Final Blog Post
Well, it’s my final week working in the office at the North Country Children’s Museum (NCCM). To date, I have overseen five different events with our traveling exhibit, “Construction Zone,” with two more events to come next week, and I have written and/or helped write five grants. It’s been a pretty productive and rewarding summer to say the least. I’ve added some new writing and communication skills to my repertoire to take with me to future jobs. It’s also helped me figure out more about what I might want to do for those future jobs.
What are my concluding thoughts about this internship, as well as, SLU PIC, in general? I think that this collection of internships at local non-profits, in and around the Canton community is a really beneficial and worthwhile endeavor. While many people can apply for “prestigious” internships in big cities or internships around their homes, which, forgive me for making a generalization, is probably a larger municipality than the greater Canton-Potsdam region, there is something unique to landing one of the SLU PIC internships. SLU PIC, from what I’ve experienced and have heard about in weekly meetings, guarantees a level of involvement that I would argue is unparalleled to many and most internships offered to undergraduate students in that SLU PIC interns are expected by their “employers” to jump right in and immediately begin playing a crucial role in their respective organizations.
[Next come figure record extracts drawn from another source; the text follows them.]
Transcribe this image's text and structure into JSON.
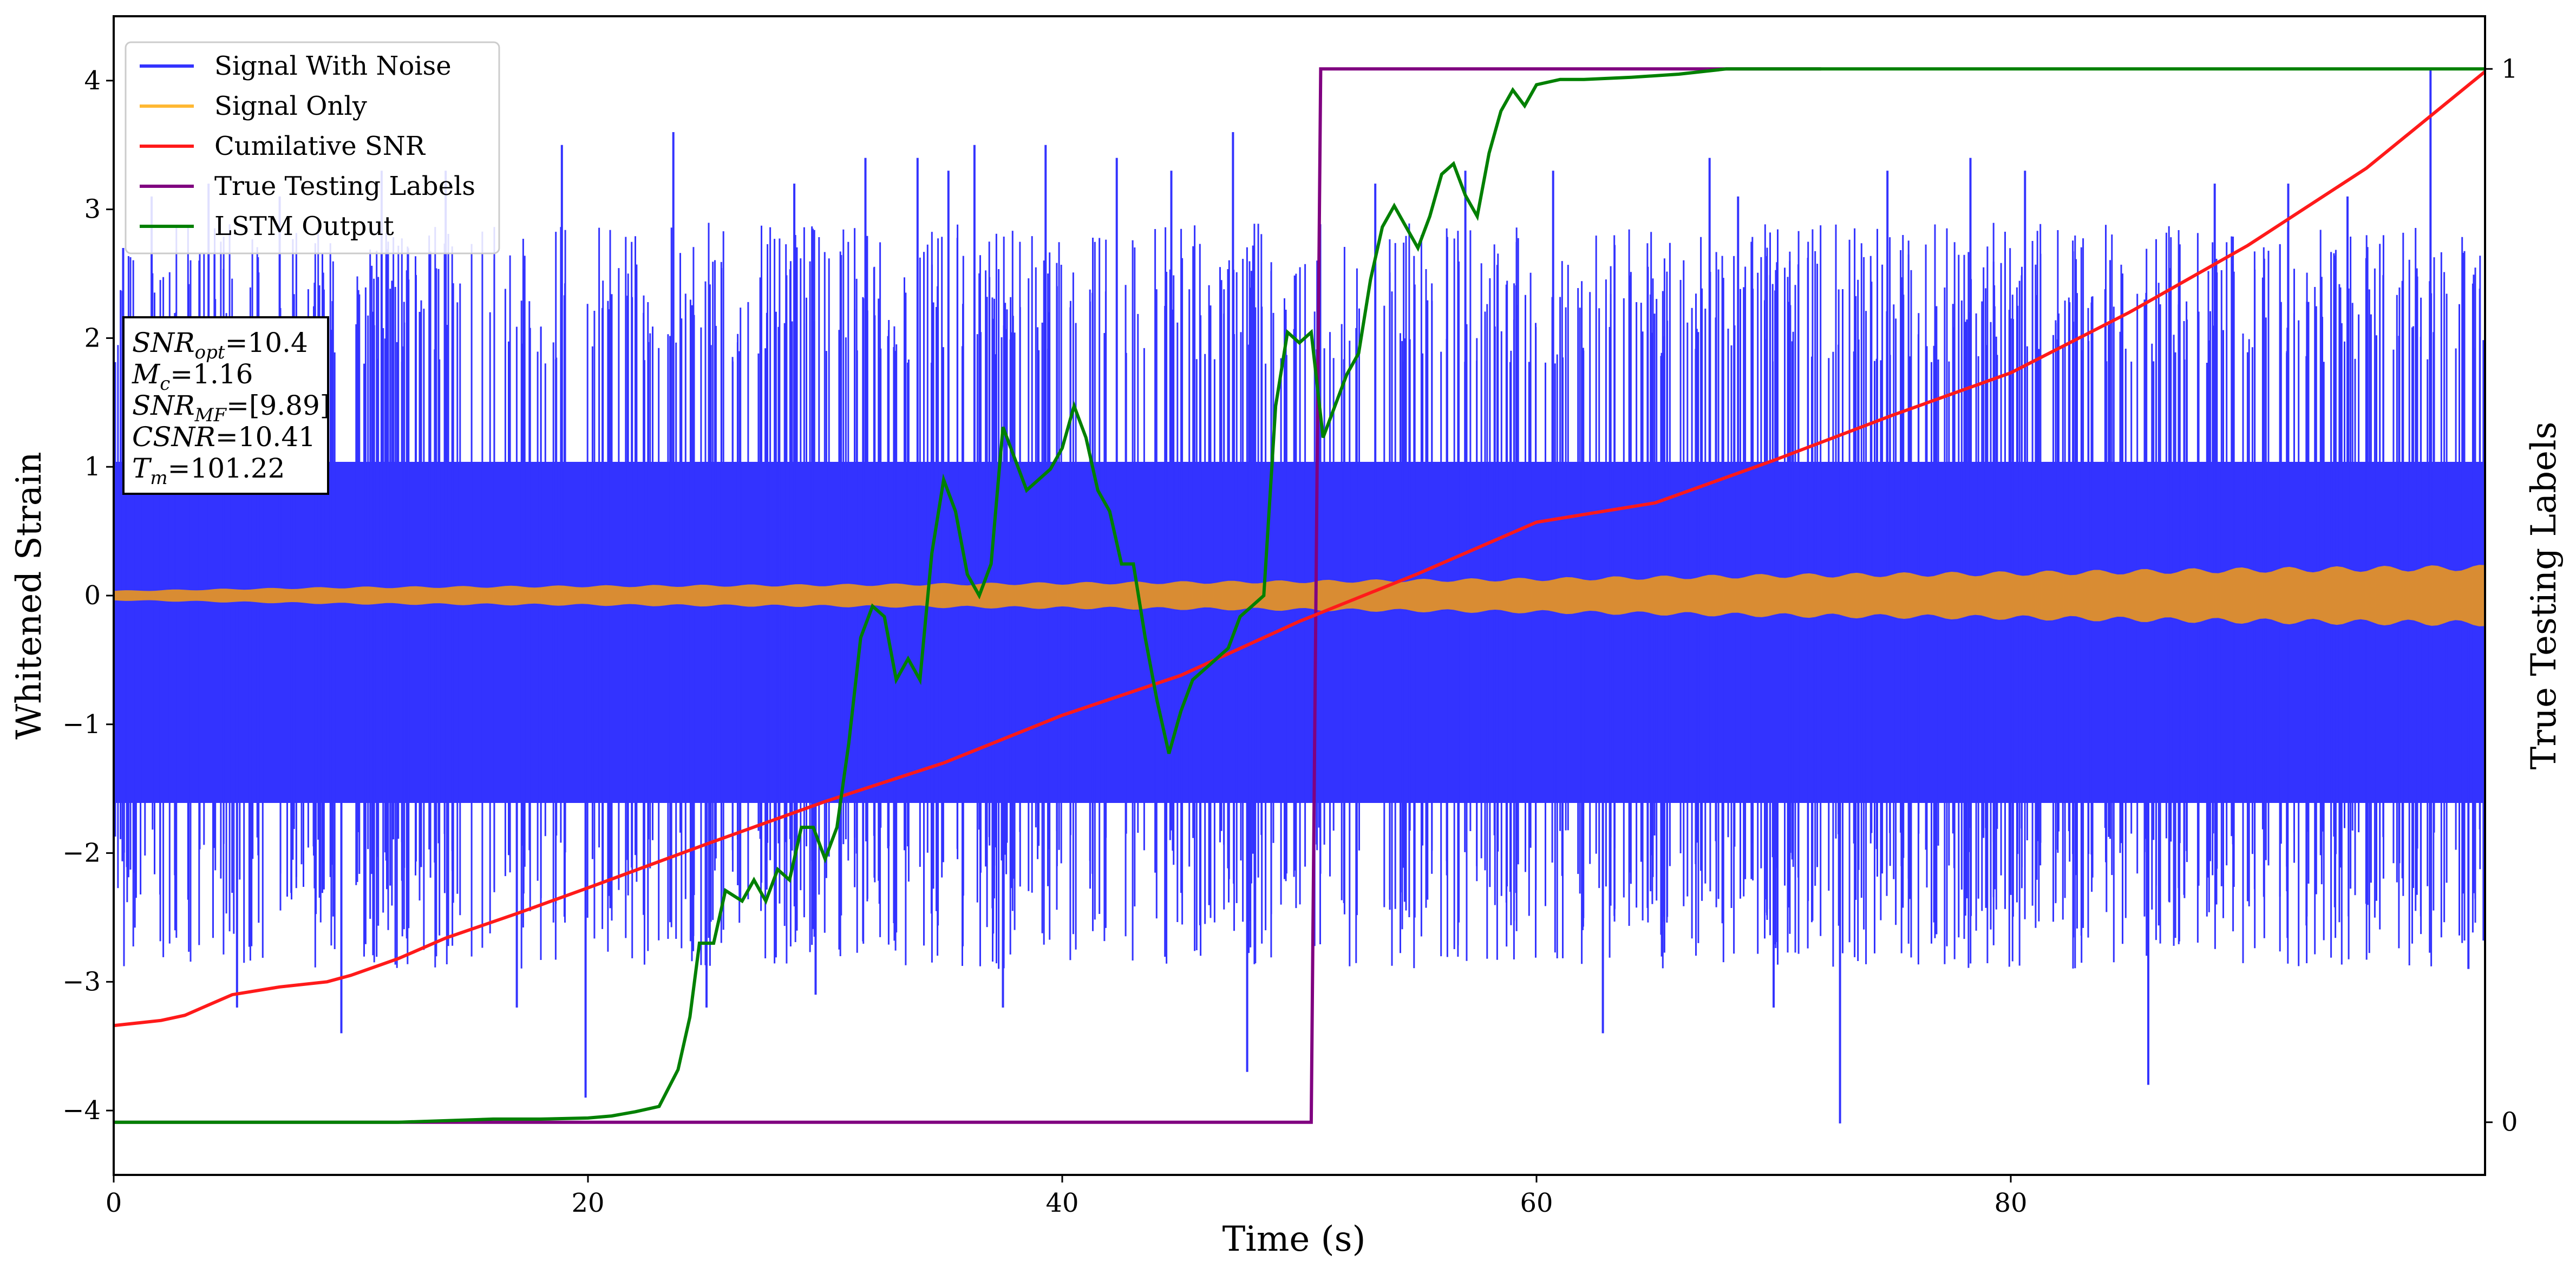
{
  "chart_data": {
    "type": "line",
    "xlabel": "Time (s)",
    "ylabel": "Whitened Strain",
    "y2label": "True Testing Labels",
    "xlim": [
      0,
      100
    ],
    "ylim": [
      -4.5,
      4.5
    ],
    "y2lim": [
      -0.05,
      1.05
    ],
    "xticks": [
      0,
      20,
      40,
      60,
      80
    ],
    "yticks": [
      -4,
      -3,
      -2,
      -1,
      0,
      1,
      2,
      3,
      4
    ],
    "y2ticks": [
      0,
      1
    ],
    "grid": false,
    "legend_position": "upper-left",
    "legend": [
      {
        "label": "Signal With Noise",
        "color": "#3333ff"
      },
      {
        "label": "Signal Only",
        "color": "#ffb833"
      },
      {
        "label": "Cumilative SNR",
        "color": "#ff1a1a"
      },
      {
        "label": "True Testing Labels",
        "color": "#800080"
      },
      {
        "label": "LSTM Output",
        "color": "#008000"
      }
    ],
    "stats": [
      {
        "sym": "SNR",
        "sub": "opt",
        "rest": "=10.4"
      },
      {
        "sym": "M",
        "sub": "c",
        "rest": "=1.16"
      },
      {
        "sym": "SNR",
        "sub": "MF",
        "rest": "=[9.89]"
      },
      {
        "sym": "CSNR",
        "sub": "",
        "rest": "=10.41"
      },
      {
        "sym": "T",
        "sub": "m",
        "rest": "=101.22"
      }
    ],
    "series": [
      {
        "name": "Signal With Noise",
        "axis": "left",
        "color": "#3333ff",
        "description_values": {
          "envelope_upper": 2.6,
          "envelope_lower": -2.6,
          "max_spike": 4.1,
          "min_spike": -4.1
        },
        "spikes": [
          {
            "x": 0.4,
            "y": 2.7
          },
          {
            "x": 1.6,
            "y": 3.1
          },
          {
            "x": 2.6,
            "y": -2.6
          },
          {
            "x": 4.0,
            "y": 3.2
          },
          {
            "x": 5.2,
            "y": -3.2
          },
          {
            "x": 7.0,
            "y": 3.1
          },
          {
            "x": 9.6,
            "y": -3.4
          },
          {
            "x": 11.3,
            "y": 3.3
          },
          {
            "x": 14.0,
            "y": 3.3
          },
          {
            "x": 17.0,
            "y": -3.2
          },
          {
            "x": 18.9,
            "y": 3.5
          },
          {
            "x": 19.9,
            "y": -3.9
          },
          {
            "x": 23.6,
            "y": 3.6
          },
          {
            "x": 25.0,
            "y": -3.2
          },
          {
            "x": 28.7,
            "y": 3.2
          },
          {
            "x": 29.6,
            "y": -3.1
          },
          {
            "x": 31.7,
            "y": 3.4
          },
          {
            "x": 33.9,
            "y": 3.4
          },
          {
            "x": 35.2,
            "y": 3.3
          },
          {
            "x": 36.3,
            "y": 3.5
          },
          {
            "x": 37.5,
            "y": -3.2
          },
          {
            "x": 39.3,
            "y": 3.5
          },
          {
            "x": 42.3,
            "y": 3.4
          },
          {
            "x": 44.6,
            "y": 3.3
          },
          {
            "x": 47.2,
            "y": 3.6
          },
          {
            "x": 47.8,
            "y": -3.7
          },
          {
            "x": 53.2,
            "y": 3.2
          },
          {
            "x": 57.0,
            "y": 3.3
          },
          {
            "x": 60.7,
            "y": 3.3
          },
          {
            "x": 62.8,
            "y": -3.4
          },
          {
            "x": 67.3,
            "y": 3.4
          },
          {
            "x": 68.5,
            "y": 3.1
          },
          {
            "x": 70.0,
            "y": -3.2
          },
          {
            "x": 72.8,
            "y": -4.1
          },
          {
            "x": 74.8,
            "y": 3.3
          },
          {
            "x": 78.3,
            "y": 3.4
          },
          {
            "x": 80.6,
            "y": 3.3
          },
          {
            "x": 85.8,
            "y": -3.8
          },
          {
            "x": 88.6,
            "y": 3.2
          },
          {
            "x": 91.7,
            "y": 3.2
          },
          {
            "x": 94.2,
            "y": 3.1
          },
          {
            "x": 97.7,
            "y": 4.1
          },
          {
            "x": 99.3,
            "y": -2.9
          }
        ]
      },
      {
        "name": "Signal Only",
        "axis": "left",
        "color": "#ffb833",
        "amplitude_points": [
          {
            "x": 0,
            "y": 0.04
          },
          {
            "x": 10,
            "y": 0.07
          },
          {
            "x": 30,
            "y": 0.09
          },
          {
            "x": 50,
            "y": 0.12
          },
          {
            "x": 60,
            "y": 0.14
          },
          {
            "x": 70,
            "y": 0.17
          },
          {
            "x": 80,
            "y": 0.19
          },
          {
            "x": 90,
            "y": 0.22
          },
          {
            "x": 100,
            "y": 0.24
          }
        ]
      },
      {
        "name": "Cumilative SNR",
        "axis": "left",
        "color": "#ff1a1a",
        "points": [
          {
            "x": 0,
            "y": -3.34
          },
          {
            "x": 2,
            "y": -3.3
          },
          {
            "x": 3,
            "y": -3.26
          },
          {
            "x": 4,
            "y": -3.18
          },
          {
            "x": 5,
            "y": -3.1
          },
          {
            "x": 7,
            "y": -3.04
          },
          {
            "x": 9,
            "y": -3.0
          },
          {
            "x": 10,
            "y": -2.95
          },
          {
            "x": 12,
            "y": -2.82
          },
          {
            "x": 14,
            "y": -2.66
          },
          {
            "x": 17,
            "y": -2.47
          },
          {
            "x": 20,
            "y": -2.27
          },
          {
            "x": 25,
            "y": -1.93
          },
          {
            "x": 30,
            "y": -1.6
          },
          {
            "x": 35,
            "y": -1.3
          },
          {
            "x": 40,
            "y": -0.93
          },
          {
            "x": 45,
            "y": -0.62
          },
          {
            "x": 50,
            "y": -0.2
          },
          {
            "x": 55,
            "y": 0.17
          },
          {
            "x": 60,
            "y": 0.57
          },
          {
            "x": 65,
            "y": 0.72
          },
          {
            "x": 70,
            "y": 1.05
          },
          {
            "x": 75,
            "y": 1.4
          },
          {
            "x": 80,
            "y": 1.73
          },
          {
            "x": 85,
            "y": 2.2
          },
          {
            "x": 90,
            "y": 2.72
          },
          {
            "x": 95,
            "y": 3.32
          },
          {
            "x": 100,
            "y": 4.07
          }
        ]
      },
      {
        "name": "True Testing Labels",
        "axis": "right",
        "color": "#800080",
        "points": [
          {
            "x": 0,
            "y": 0
          },
          {
            "x": 50.5,
            "y": 0
          },
          {
            "x": 50.9,
            "y": 1
          },
          {
            "x": 72,
            "y": 1
          }
        ]
      },
      {
        "name": "LSTM Output",
        "axis": "right",
        "color": "#008000",
        "points": [
          {
            "x": 0,
            "y": 0
          },
          {
            "x": 12,
            "y": 0
          },
          {
            "x": 16,
            "y": 0.003
          },
          {
            "x": 18,
            "y": 0.003
          },
          {
            "x": 20,
            "y": 0.004
          },
          {
            "x": 21,
            "y": 0.006
          },
          {
            "x": 22,
            "y": 0.01
          },
          {
            "x": 23,
            "y": 0.015
          },
          {
            "x": 23.8,
            "y": 0.05
          },
          {
            "x": 24.3,
            "y": 0.1
          },
          {
            "x": 24.7,
            "y": 0.17
          },
          {
            "x": 25.3,
            "y": 0.17
          },
          {
            "x": 25.8,
            "y": 0.22
          },
          {
            "x": 26.5,
            "y": 0.21
          },
          {
            "x": 27.0,
            "y": 0.23
          },
          {
            "x": 27.5,
            "y": 0.21
          },
          {
            "x": 28.0,
            "y": 0.24
          },
          {
            "x": 28.5,
            "y": 0.23
          },
          {
            "x": 29.0,
            "y": 0.28
          },
          {
            "x": 29.5,
            "y": 0.28
          },
          {
            "x": 30.0,
            "y": 0.25
          },
          {
            "x": 30.5,
            "y": 0.28
          },
          {
            "x": 31.0,
            "y": 0.36
          },
          {
            "x": 31.5,
            "y": 0.46
          },
          {
            "x": 32.0,
            "y": 0.49
          },
          {
            "x": 32.5,
            "y": 0.48
          },
          {
            "x": 33.0,
            "y": 0.42
          },
          {
            "x": 33.5,
            "y": 0.44
          },
          {
            "x": 34.0,
            "y": 0.42
          },
          {
            "x": 34.5,
            "y": 0.54
          },
          {
            "x": 35.0,
            "y": 0.61
          },
          {
            "x": 35.5,
            "y": 0.58
          },
          {
            "x": 36.0,
            "y": 0.52
          },
          {
            "x": 36.5,
            "y": 0.5
          },
          {
            "x": 37.0,
            "y": 0.53
          },
          {
            "x": 37.5,
            "y": 0.66
          },
          {
            "x": 38.0,
            "y": 0.63
          },
          {
            "x": 38.5,
            "y": 0.6
          },
          {
            "x": 39.0,
            "y": 0.61
          },
          {
            "x": 39.5,
            "y": 0.62
          },
          {
            "x": 40.0,
            "y": 0.64
          },
          {
            "x": 40.5,
            "y": 0.68
          },
          {
            "x": 41.0,
            "y": 0.65
          },
          {
            "x": 41.5,
            "y": 0.6
          },
          {
            "x": 42.0,
            "y": 0.58
          },
          {
            "x": 42.5,
            "y": 0.53
          },
          {
            "x": 43.0,
            "y": 0.53
          },
          {
            "x": 43.5,
            "y": 0.46
          },
          {
            "x": 44.0,
            "y": 0.4
          },
          {
            "x": 44.5,
            "y": 0.35
          },
          {
            "x": 45.0,
            "y": 0.39
          },
          {
            "x": 45.5,
            "y": 0.42
          },
          {
            "x": 46.0,
            "y": 0.43
          },
          {
            "x": 46.5,
            "y": 0.44
          },
          {
            "x": 47.0,
            "y": 0.45
          },
          {
            "x": 47.5,
            "y": 0.48
          },
          {
            "x": 48.0,
            "y": 0.49
          },
          {
            "x": 48.5,
            "y": 0.5
          },
          {
            "x": 49.0,
            "y": 0.68
          },
          {
            "x": 49.5,
            "y": 0.75
          },
          {
            "x": 50.0,
            "y": 0.74
          },
          {
            "x": 50.5,
            "y": 0.75
          },
          {
            "x": 51.0,
            "y": 0.65
          },
          {
            "x": 51.5,
            "y": 0.68
          },
          {
            "x": 52.0,
            "y": 0.71
          },
          {
            "x": 52.5,
            "y": 0.73
          },
          {
            "x": 53.0,
            "y": 0.8
          },
          {
            "x": 53.5,
            "y": 0.85
          },
          {
            "x": 54.0,
            "y": 0.87
          },
          {
            "x": 54.5,
            "y": 0.85
          },
          {
            "x": 55.0,
            "y": 0.83
          },
          {
            "x": 55.5,
            "y": 0.86
          },
          {
            "x": 56.0,
            "y": 0.9
          },
          {
            "x": 56.5,
            "y": 0.91
          },
          {
            "x": 57.0,
            "y": 0.88
          },
          {
            "x": 57.5,
            "y": 0.86
          },
          {
            "x": 58.0,
            "y": 0.92
          },
          {
            "x": 58.5,
            "y": 0.96
          },
          {
            "x": 59.0,
            "y": 0.98
          },
          {
            "x": 59.5,
            "y": 0.965
          },
          {
            "x": 60.0,
            "y": 0.985
          },
          {
            "x": 61.0,
            "y": 0.99
          },
          {
            "x": 62.0,
            "y": 0.99
          },
          {
            "x": 64.0,
            "y": 0.992
          },
          {
            "x": 66.0,
            "y": 0.995
          },
          {
            "x": 68.0,
            "y": 1
          },
          {
            "x": 100,
            "y": 1
          }
        ]
      }
    ]
  }
}
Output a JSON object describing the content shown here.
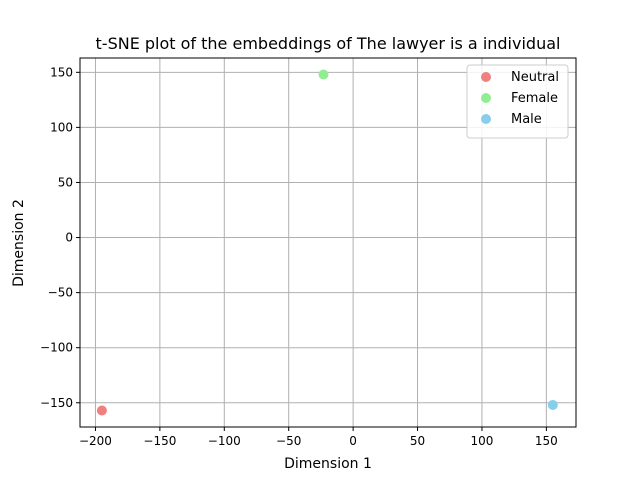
{
  "chart_data": {
    "type": "scatter",
    "title": "t-SNE plot of the embeddings of The lawyer is a individual",
    "xlabel": "Dimension 1",
    "ylabel": "Dimension 2",
    "xlim": [
      -212,
      173
    ],
    "ylim": [
      -172,
      163
    ],
    "xticks": [
      -200,
      -150,
      -100,
      -50,
      0,
      50,
      100,
      150
    ],
    "yticks": [
      -150,
      -100,
      -50,
      0,
      50,
      100,
      150
    ],
    "xtick_labels": [
      "−200",
      "−150",
      "−100",
      "−50",
      "0",
      "50",
      "100",
      "150"
    ],
    "ytick_labels": [
      "−150",
      "−100",
      "−50",
      "0",
      "50",
      "100",
      "150"
    ],
    "grid": true,
    "legend_position": "top-right",
    "series": [
      {
        "name": "Neutral",
        "color": "#f08080",
        "points": [
          {
            "x": -195,
            "y": -157
          }
        ]
      },
      {
        "name": "Female",
        "color": "#90ee90",
        "points": [
          {
            "x": -23,
            "y": 148
          }
        ]
      },
      {
        "name": "Male",
        "color": "#87ceeb",
        "points": [
          {
            "x": 155,
            "y": -152
          }
        ]
      }
    ]
  }
}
There is a unique experience found in working with small rural non-profits, which, if you actually decide to read this (you deserve the job already for taking initiative!), can really help you answer one of the application questions, provided they don’t change, of course. Rural non-profits have a very focused and small target group; that is, the community you’re serving is small enough where everything you do in the office or out in the field, feels like it has an almost immediate, as well as, important impact to the community. I saw this myself upon stepping foot outside the office building’s doors. From the first time I ran the exhibit at the Canton Dairy Princess Parade to now, I have felt a great deal of importance with every word I’ve typed, every time I’ve gone through a document to edit, every time I drove the exhibit trailer to a summer festival in the region. Whatever I was doing directly went towards benefiting a community, which unbeknownst to the given SLU student living in the cultural bubble of campus, is a lively and culturally strong community.
Now, this doesn’t mean that my experience here was all rainbows and sunshine because there were definitely some things that most certainly didn’t allow me to venture into such a landscape that Bierstadt himself would paint- mainly, the sometimes monotonous and redundant work that I had to do at my internship. As expressed previously in my first blog post, writing grants for a small non-profit organization can be pretty redundant because there really isn’t much variation or spin you can put on grants to make it interesting. The vernacular remains the same when the only foundations you write proposals for (those interested in community revamping projects, youth education, or environment) are ones that apply to NCCM’s mission. Nevertheless, I find that redundancy to be totally tolerable and filed in the extraneous category of my experiences this summer because of all the reasons and feelings discussed above.
In summation, I’ve met a bunch of wonderful individuals who really care for the well-being of their families and their communities, and the biggest take away is that I would like to seek out a job in the future that impassions me as much as all the people I’ve met this summer. From townhouse 601, Canton, NY, I’m George Salmons, signing off for the last time, good night and good luck.